Table 2 presents data on service use by resident functional and cognitive status. At least 75 percent of residents receive basic health monitoring and assistance with bathing; 69.2 percent receive assistance with ADLs, 59.0 percent use transportation to and from medical appointments; 37.6 percent receive incontinence care; and 30.7 percent receive special meals. Only a small proportion of residents receive skilled nursing care and social service counseling: 12.5 percent and 15.8 percent, respectively.

There is a strong relationship between resident disability level and use of services. With the exception of transportation to medical appointments and social service counseling, residents with higher ADL dependence were more likely to use a variety of services, including special diets, skilled nursing, basic health monitoring, assistance with ADLs, incontinence care, social service counseling, personal laundry services, and social or recreational services in the facility. For example, among residents who do not receive any ADL assistance, only 5.7 percent receive skilled nursing services in the facility, compared with 10.1 percent of those receiving assistance with one or two ADLs and 19.6 percent of those in the three or more ADLs assistance group. A significantly higher proportion of residents in the cognitively impaired group (i.e., diagnosed with Alzheimer's disease or dementia, exhibited behavioral symptoms, or had memory impairment) received skilled nursing, health monitoring, assistance with ADLs, incontinence care, and special diets compared with those not so impaired. Figure 12 compares service availability and use for residents receiving assistance with three or more ADLs. Among these residents, 42 percent live in facilities that offer skilled nursing care, but only 20 percent are using this service. Whereas 97 percent of this highly disabled population lives in facilities that offer basic health monitoring (e.g., regular blood pressure and weight checks), 82 percent receive the service.

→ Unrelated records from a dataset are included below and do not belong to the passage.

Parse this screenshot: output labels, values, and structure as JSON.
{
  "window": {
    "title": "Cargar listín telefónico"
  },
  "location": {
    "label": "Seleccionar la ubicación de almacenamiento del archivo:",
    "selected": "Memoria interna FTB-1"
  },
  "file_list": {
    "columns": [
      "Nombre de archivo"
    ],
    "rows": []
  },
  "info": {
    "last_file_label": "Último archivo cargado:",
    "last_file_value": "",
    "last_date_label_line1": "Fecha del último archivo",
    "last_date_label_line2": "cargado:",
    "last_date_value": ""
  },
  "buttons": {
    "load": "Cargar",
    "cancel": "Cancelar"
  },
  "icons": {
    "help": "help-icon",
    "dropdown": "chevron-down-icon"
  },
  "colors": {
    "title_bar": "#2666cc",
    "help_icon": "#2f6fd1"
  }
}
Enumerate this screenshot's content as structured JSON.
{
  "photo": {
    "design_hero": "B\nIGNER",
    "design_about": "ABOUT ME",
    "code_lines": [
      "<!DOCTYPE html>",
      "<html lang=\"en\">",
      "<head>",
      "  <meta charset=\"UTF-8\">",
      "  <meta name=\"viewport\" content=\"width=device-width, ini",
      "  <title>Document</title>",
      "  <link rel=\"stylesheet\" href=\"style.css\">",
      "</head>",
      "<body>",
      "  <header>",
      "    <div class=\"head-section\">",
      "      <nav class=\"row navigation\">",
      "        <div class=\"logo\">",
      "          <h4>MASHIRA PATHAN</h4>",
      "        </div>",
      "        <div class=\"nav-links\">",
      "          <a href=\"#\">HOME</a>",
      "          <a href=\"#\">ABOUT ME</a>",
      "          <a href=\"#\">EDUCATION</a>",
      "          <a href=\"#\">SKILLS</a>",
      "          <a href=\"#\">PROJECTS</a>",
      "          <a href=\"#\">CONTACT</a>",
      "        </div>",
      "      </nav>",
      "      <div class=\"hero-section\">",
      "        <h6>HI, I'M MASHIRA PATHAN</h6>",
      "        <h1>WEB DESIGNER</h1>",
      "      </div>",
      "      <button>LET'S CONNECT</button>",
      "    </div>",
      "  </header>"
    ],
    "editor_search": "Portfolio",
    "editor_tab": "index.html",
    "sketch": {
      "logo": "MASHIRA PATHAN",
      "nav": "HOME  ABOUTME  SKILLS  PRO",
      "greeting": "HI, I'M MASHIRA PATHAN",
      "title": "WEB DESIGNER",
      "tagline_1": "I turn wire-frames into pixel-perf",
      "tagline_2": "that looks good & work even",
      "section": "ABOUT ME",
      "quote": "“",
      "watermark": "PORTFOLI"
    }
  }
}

FIGURE 12. Service Availability and Use by Most Impaired Residential Care Facility Residents
(three or more activities of daily living)

FIGURE 12 shows service availability and use by most impaired RCF residents with three or more ADLs. BAR CHART: Services Offered by RCFs Where Residents Live--Skilled nursing (41.9); Basic health monitoring (97.3); Assistance with ADLs (100.0); Incontinence care (98.5); Transportation to medical appts (81.5). Services Actually Used by Residents--Skilled nursing (19.6); Basic health monitoring (82.3); Assistance with ADLs (96.5); Incontinence care (78.3); Transportation to medical appts (56.9).

SOURCE: RTI International analysis of the NSRCF.

Other findings are noteworthy. Although virtually all residents--99 percent--live in facilities that provide incontinence care, only 78 percent of those with the need for assistance with three or more ADLs receive incontinence care, at least partly because not all residents in the highest frailty category suffer from incontinence. Transportation to medical appointments is an important service that allows people with ADL impairments to age in place; 82 percent of all residents live in facilities where this service is available, but only 57 percent of those receiving assistance with three or more ADLs use this service. It is not known if relatives or friends took the residents to their medical appointments rather than relying on facility transportation.